There is a Bedouin village in the West Bank called Khan al Ahmar.
The residents of the village – 32 families – belong to the Jahalin tribe. They used to live in the Negev. In the 1950s, after they were driven out of that area, they made their way to the West Bank and established new homes at the site of what is now the settlement of Kfar Adumim. They were driven out of these homes too. Today, they live in poverty, in an area about two kilometers south of that location.
A decision by the High Court last month has paved the way for the Israeli government, if it so chooses, to demolish the village.
It’s clear why Israel’s settler movement wants to see the village destroyed. Khan al Ahmar sits between Jericho and East Jerusalem, in a sparsely populated area. The opportunity to expand settlements there, while removing the existing Palestinian population, would create a contiguous block of settlements that disconnects the Palestinian residents of East Jerusalem and Bethlehem from Jericho and the Jordan Valley. Doing so would effectively sever the West Bank into two pieces, compromising the contiguity — and as a result, the viability — of any future Palestinian state.
The plan to demolish this village is not only strategically dangerous; it is morally objectionable. The people of the village have already been displaced twice. They are tremendously poor. They deserve to be able to build their lives in peace and security.
Many Israelis are actively working to prevent the demolition of this village. A new petition to the High Court is being prepared. And a remarkable coalition of civil society groups — including human rights groups, organizations representing Palestinian citizens of Israel, and peace groups — are working to draw attention to the plight of the village. NIF is proud to support them.
The moral case against the demolition is so strong that even some settler leaders have spoken up. Among them is Sallai Meridor, the former Israeli ambassador to the United States, the former chair of the Jewish Agency, and a founder of Kfar Adumim. Here is some of what he wrote in a damning open letter to his fellow settlers in Kfar Adumim:
“Today I write to you on the verge of tears. I read the High Court’s decision regarding our Bedouin neighbors. It is clear that the four petitions submitted by the association contributed to a decision that would enable the forcible evacuation of our Bedouin neighbors.
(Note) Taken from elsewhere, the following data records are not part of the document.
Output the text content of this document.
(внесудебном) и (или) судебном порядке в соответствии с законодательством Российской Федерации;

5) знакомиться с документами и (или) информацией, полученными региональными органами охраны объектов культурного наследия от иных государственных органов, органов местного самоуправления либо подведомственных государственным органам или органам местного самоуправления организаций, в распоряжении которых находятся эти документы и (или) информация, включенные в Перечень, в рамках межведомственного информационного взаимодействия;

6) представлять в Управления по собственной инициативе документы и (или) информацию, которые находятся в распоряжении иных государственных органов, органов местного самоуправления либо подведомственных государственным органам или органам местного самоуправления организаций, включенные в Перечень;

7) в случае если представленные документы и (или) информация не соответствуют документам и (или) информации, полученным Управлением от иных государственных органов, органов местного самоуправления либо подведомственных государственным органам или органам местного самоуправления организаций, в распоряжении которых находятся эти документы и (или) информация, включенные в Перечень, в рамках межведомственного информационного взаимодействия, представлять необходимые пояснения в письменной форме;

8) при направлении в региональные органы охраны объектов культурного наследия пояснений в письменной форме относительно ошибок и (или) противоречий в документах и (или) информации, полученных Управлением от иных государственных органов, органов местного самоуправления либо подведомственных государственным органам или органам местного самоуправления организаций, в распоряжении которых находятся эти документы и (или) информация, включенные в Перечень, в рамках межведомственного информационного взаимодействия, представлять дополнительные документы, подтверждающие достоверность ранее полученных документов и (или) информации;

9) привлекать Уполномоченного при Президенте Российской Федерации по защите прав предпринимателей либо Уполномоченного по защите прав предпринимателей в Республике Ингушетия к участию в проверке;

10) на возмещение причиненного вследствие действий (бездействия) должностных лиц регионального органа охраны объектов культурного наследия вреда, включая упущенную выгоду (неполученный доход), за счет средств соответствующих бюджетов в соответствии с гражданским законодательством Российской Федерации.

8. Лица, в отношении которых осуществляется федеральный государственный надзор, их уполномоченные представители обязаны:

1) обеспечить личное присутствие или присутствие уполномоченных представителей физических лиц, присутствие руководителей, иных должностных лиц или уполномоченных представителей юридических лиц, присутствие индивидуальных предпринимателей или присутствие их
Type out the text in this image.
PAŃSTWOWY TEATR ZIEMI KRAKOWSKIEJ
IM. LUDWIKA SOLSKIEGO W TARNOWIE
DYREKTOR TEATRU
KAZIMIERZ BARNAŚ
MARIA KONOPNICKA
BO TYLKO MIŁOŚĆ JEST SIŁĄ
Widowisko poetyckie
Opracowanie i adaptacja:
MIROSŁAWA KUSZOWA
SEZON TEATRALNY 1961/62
“I cannot understand why the village leadership chose to act to expel our neighbors. What led us to want the destruction of their homes? What morality has motivated us to want to expel people for the second time, after their families were already expelled from the State of Israel in the 1950s? What closed mindedness, and perhaps haughtiness, led us to refuse to join the proposal of members of the neighborhood to reach an agreed upon solution? What logic led us to enter this terrible battle with those living next to us?… I hope that they were not motivated by the fact that our neighbors were non-Jews, because this is unacceptable to me as a Jew.”
“The Bedouins were here when we arrived… What has happened to us that we now also demand the poor man’s only sheep? Today, or tonight, when the army will come to expel our neighbors, it will be a sad day not only because of their suffering, but mainly because we caused this suffering. None of us can wash our hands from this. I too remained silent, out of the honor for the community and its emissaries, and I will walk with this mark of Cain for a long time. We cannot wash ourselves clean, because our hands shed this ‘blood’ and we witnessed this.”
I do not know whether we will win the fight to save Khan al Ahmar. It is a fight against the greed and the hubris of the settler movement. It is a fight for the viability of the two-state solution. It is a fight for decency.
I do now know whether we will win this fight. But I do know one thing: we must show up to this fight.
When we show up, whether or not we win, we will demonstrate that the future of Israel and Palestine is not only determined by those who see the conflict as a zero-sum game between the two nations. We will show that Jews and Arabs, Israelis and Palestinians, can be more than enemies, or even neighbors. They can be partners.
When NIF fights for Khan al Ahmar we are fighting for Israel’s future too.